Improving citation accuracy and reducing hallucinations in custom Parent-Child RAG pipeline (Gemma3:4B + FAISS+BM25 + Cross-encoder reranker)

Hi everyone,

I’m building a local study assistant for university textbooks (mainly PDFs) using a fairly sophisticated RAG stack, but I’m struggling with two persistent issues that significantly hurt user experience:

  1. Wrong / inconsistent page citations — The model often cites pages that don’t actually contain the claimed information, or the right sidebar shows different pages than what the model referenced in the answer.

  2. Occasional hallucinations + repetition — Sometimes the model starts repeating words/phrases mid-sentence or adds plausible but ungrounded information.

My current architecture:

  • Document processing: MinerU (quality mode) + PyMuPDF (fast mode) → Markdown with markers

  • Chunking: Custom ParentChildChunker using MarkdownHeaderTextSplitter + RecursiveCharacterTextSplitter

    • Parents: larger sections (~300-2400 chars)

    • Children: ~500 char chunks with overlap for retrieval

  • Vector store: FAISS (multilingual-e5-base) + BM25 hybrid with RRF fusion

  • Reranking: cross-encoder/mmarco-mMiniLMv2-L12-H384-v1

  • Context building: Retrieve → rerank → parent expansion (using ParentStore) → limited to ~9000 chars

  • Generation: LangGraph pipeline (rewrite → retrieve → rerank → expand → generate) with gemma3:4b (Ollama), temp=0.0-0.1, repeat_penalty=1.15

  • Main problems I see:

  • Parent vs Child mismatch: When I expand to parents for better context, the source_docs passed to the UI still come from child chunks → citation filtering fails or shows wrong pages.

Questions:

  1. Where is the biggest weakness in this setup — chunking strategy, parent expansion logic, citation post-processing, or the prompt itself?

Any insights, similar experiences, or suggested improvements would be greatly appreciated.
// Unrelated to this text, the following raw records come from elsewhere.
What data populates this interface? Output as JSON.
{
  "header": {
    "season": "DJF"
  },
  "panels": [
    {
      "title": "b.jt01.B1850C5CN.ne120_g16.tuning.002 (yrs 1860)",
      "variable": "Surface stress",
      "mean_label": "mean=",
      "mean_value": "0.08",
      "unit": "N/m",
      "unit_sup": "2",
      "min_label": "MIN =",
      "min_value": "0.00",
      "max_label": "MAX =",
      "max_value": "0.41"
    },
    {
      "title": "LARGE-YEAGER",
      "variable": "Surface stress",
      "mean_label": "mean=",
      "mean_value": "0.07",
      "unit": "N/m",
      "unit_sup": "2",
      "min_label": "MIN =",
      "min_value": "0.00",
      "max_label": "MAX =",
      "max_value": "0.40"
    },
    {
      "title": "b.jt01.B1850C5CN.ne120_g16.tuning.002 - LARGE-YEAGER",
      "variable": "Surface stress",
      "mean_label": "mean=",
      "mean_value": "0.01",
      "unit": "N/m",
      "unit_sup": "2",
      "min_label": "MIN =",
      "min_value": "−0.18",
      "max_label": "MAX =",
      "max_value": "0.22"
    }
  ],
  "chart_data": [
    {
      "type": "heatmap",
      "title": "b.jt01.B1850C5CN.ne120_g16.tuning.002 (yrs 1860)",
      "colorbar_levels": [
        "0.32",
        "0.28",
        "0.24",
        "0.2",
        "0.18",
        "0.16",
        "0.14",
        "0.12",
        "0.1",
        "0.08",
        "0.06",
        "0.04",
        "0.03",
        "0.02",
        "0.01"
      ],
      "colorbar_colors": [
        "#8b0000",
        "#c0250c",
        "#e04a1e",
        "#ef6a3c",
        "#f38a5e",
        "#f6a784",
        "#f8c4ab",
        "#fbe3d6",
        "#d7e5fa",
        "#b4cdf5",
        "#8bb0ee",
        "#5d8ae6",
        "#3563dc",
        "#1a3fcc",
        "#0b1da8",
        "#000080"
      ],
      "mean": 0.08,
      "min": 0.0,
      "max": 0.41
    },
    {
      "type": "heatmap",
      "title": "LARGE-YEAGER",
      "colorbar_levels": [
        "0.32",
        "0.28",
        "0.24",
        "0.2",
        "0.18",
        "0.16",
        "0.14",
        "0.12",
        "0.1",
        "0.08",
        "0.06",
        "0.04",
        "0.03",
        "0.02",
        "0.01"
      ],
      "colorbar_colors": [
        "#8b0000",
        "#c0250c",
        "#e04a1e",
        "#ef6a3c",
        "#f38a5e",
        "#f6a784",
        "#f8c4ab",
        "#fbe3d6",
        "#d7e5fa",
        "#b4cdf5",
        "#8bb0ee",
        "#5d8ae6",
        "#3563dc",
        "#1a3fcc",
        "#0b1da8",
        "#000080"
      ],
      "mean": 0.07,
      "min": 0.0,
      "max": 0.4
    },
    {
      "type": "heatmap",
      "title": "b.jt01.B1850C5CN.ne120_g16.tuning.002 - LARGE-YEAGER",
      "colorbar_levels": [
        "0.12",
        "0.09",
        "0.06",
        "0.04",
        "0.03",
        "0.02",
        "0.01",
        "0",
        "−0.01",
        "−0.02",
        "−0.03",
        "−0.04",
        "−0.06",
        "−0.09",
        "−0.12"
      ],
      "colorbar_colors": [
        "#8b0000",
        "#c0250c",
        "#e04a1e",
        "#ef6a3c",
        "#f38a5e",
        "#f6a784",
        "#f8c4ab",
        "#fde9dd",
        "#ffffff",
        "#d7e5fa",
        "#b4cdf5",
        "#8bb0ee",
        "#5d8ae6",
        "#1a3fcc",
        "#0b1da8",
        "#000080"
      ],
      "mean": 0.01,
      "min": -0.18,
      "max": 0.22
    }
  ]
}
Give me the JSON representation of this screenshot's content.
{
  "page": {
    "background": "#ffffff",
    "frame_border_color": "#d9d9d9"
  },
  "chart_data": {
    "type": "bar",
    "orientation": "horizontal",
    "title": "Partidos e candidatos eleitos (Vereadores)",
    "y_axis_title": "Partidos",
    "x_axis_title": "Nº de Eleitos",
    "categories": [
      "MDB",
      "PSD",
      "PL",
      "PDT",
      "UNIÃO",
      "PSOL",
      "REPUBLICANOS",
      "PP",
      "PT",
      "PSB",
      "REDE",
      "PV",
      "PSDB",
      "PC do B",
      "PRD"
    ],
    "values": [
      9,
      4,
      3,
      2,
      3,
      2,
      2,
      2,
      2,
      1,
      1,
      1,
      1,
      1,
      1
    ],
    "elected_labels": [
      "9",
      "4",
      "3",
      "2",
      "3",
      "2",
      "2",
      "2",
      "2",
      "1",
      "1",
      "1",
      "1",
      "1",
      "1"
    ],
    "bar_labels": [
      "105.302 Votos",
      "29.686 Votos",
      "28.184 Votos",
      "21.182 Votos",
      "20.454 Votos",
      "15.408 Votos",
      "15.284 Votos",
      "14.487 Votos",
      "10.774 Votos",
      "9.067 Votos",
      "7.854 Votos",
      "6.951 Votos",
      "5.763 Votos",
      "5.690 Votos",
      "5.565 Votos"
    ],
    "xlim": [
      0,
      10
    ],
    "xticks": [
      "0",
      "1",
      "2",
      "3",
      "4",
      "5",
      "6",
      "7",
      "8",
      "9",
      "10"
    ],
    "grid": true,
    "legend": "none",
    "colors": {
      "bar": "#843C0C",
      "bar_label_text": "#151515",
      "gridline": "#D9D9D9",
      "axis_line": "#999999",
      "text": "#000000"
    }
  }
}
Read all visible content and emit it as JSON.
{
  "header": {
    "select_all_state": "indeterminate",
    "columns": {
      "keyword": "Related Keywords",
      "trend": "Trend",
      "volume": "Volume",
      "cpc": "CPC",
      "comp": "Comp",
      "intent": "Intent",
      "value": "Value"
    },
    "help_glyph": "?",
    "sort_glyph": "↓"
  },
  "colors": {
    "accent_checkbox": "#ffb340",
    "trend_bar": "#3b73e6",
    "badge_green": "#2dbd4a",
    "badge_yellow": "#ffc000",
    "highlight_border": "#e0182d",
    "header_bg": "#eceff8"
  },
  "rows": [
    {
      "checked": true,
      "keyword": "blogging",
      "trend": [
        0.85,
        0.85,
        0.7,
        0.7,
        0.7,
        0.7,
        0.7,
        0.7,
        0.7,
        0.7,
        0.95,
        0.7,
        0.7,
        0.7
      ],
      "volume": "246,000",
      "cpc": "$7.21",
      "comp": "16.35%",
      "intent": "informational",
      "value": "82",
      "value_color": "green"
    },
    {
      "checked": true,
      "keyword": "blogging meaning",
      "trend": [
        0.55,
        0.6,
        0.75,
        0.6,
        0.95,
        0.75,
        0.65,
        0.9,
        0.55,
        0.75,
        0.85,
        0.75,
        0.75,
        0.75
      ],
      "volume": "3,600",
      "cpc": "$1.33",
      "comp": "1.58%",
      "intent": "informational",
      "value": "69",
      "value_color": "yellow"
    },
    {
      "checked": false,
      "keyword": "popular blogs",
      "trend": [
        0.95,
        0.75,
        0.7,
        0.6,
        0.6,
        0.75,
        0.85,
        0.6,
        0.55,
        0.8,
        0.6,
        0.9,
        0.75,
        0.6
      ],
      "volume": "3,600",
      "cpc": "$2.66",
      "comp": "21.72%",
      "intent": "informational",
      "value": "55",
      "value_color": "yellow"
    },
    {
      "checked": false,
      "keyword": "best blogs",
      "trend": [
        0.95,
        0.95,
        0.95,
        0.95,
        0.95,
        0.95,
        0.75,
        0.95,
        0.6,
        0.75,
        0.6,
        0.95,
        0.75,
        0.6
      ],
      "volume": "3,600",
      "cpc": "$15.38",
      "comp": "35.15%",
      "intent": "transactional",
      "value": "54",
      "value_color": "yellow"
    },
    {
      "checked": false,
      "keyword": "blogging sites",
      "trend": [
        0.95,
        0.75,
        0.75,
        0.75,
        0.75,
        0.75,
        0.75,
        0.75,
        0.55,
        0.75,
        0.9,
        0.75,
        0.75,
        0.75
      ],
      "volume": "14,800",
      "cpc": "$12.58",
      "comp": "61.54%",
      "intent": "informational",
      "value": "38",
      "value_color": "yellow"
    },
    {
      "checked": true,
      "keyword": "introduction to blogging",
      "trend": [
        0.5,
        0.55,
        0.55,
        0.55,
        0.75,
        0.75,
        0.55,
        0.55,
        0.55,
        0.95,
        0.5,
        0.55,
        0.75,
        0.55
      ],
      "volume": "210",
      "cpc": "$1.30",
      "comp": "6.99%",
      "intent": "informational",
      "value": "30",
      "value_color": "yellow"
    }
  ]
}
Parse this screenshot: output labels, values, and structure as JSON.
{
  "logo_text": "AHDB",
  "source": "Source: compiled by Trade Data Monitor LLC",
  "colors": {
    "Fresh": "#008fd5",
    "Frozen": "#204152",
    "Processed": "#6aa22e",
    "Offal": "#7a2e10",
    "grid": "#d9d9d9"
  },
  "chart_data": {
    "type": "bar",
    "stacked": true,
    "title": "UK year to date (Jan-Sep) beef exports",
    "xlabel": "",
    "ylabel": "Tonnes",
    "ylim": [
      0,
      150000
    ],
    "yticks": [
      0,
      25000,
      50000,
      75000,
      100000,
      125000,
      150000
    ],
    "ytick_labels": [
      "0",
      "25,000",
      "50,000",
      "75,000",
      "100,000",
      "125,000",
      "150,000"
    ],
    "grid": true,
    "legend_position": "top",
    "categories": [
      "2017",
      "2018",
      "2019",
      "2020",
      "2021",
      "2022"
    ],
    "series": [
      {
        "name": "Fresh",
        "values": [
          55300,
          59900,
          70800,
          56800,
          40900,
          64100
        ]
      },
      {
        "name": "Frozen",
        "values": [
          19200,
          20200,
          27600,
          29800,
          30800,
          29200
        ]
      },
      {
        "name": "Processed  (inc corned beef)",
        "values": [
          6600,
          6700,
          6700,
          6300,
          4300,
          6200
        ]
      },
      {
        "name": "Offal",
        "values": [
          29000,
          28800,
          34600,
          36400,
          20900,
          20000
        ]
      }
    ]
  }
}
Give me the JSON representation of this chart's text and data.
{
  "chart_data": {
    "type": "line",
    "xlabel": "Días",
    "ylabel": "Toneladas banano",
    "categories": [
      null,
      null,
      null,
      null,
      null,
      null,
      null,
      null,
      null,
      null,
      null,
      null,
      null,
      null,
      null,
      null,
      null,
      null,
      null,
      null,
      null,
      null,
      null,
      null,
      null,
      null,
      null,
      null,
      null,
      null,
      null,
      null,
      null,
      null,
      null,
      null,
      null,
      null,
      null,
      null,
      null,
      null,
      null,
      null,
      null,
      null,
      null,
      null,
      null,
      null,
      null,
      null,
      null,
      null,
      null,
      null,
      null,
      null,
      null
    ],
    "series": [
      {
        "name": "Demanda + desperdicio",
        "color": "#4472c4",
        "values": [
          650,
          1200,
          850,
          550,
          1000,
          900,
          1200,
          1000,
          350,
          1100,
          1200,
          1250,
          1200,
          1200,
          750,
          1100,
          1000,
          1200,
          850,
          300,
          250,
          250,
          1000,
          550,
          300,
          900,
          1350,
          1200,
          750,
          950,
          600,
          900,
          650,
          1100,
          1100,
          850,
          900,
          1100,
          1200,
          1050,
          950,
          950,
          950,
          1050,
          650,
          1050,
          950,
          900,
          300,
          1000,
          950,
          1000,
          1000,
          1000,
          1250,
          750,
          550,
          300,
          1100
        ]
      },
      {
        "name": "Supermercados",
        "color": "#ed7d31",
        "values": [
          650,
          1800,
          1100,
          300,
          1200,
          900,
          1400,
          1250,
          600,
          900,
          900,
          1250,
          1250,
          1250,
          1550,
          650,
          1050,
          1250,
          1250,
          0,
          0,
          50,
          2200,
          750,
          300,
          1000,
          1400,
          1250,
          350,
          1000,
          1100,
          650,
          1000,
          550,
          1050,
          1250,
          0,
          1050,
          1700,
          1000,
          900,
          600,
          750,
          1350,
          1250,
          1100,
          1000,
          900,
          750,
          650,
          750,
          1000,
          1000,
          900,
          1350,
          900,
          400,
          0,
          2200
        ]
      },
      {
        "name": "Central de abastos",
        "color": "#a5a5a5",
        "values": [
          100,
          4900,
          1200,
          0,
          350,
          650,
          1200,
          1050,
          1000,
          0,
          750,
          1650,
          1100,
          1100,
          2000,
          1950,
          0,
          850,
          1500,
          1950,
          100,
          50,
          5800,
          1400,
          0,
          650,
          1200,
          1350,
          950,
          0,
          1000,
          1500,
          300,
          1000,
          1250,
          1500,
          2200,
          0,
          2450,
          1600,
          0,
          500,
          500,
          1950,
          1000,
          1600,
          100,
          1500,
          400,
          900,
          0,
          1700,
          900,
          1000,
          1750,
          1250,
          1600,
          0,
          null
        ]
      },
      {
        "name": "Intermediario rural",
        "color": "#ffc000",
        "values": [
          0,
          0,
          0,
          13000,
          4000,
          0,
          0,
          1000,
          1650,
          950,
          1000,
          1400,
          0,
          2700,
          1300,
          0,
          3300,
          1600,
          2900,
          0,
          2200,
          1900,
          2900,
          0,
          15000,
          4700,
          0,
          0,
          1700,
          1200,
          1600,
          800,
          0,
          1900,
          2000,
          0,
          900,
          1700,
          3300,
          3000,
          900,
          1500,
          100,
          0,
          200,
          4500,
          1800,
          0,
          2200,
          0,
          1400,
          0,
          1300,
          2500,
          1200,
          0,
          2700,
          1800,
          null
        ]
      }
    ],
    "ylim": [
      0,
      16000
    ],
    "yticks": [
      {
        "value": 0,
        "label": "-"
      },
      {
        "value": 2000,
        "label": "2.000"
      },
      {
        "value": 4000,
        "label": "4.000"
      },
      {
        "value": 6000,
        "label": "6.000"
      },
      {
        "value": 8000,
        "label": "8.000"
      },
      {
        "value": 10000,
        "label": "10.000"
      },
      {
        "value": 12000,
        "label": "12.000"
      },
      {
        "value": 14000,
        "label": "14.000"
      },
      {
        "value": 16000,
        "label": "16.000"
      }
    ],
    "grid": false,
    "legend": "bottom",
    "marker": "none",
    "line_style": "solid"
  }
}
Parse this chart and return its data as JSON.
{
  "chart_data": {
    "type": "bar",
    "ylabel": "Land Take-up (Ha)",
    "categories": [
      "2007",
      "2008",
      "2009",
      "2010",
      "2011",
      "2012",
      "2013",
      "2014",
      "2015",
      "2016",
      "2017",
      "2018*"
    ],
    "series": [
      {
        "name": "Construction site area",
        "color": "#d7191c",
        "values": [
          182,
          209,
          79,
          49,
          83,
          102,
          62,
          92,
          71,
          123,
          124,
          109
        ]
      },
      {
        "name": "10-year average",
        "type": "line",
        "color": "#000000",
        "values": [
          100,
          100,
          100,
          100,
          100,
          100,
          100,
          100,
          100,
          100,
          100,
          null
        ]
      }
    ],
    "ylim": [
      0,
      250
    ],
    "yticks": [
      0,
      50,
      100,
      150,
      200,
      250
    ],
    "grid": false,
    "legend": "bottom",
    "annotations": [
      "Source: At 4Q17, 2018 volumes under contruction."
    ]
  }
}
I’m happy to share whole python files that contains the logic (document processor.py, rag_graph.py,vector_store.py).

Hey @IchNarA, your diagnosis looks right, and the two biggest weak points are the parent expansion logic and the generation setup.

For citations, when you expand to parent chunks the child’s page metadata gets lost. The fix is to keep the child chunk’s metadata as the citation reference and only use the parent text for context in generation.

For hallucinations and repetition, 9000 chars is a lot for a 4B model. Try cutting context down to around 4000-5000 chars and add a prompt escape hatch like “if the answer isn’t in the provided text, say so”. At temp=0, hallucinations usually mean the retrieved context doesn’t actually contain the answer and the model fills the gap.

Your chunking strategy and retrieval setup look solid overall!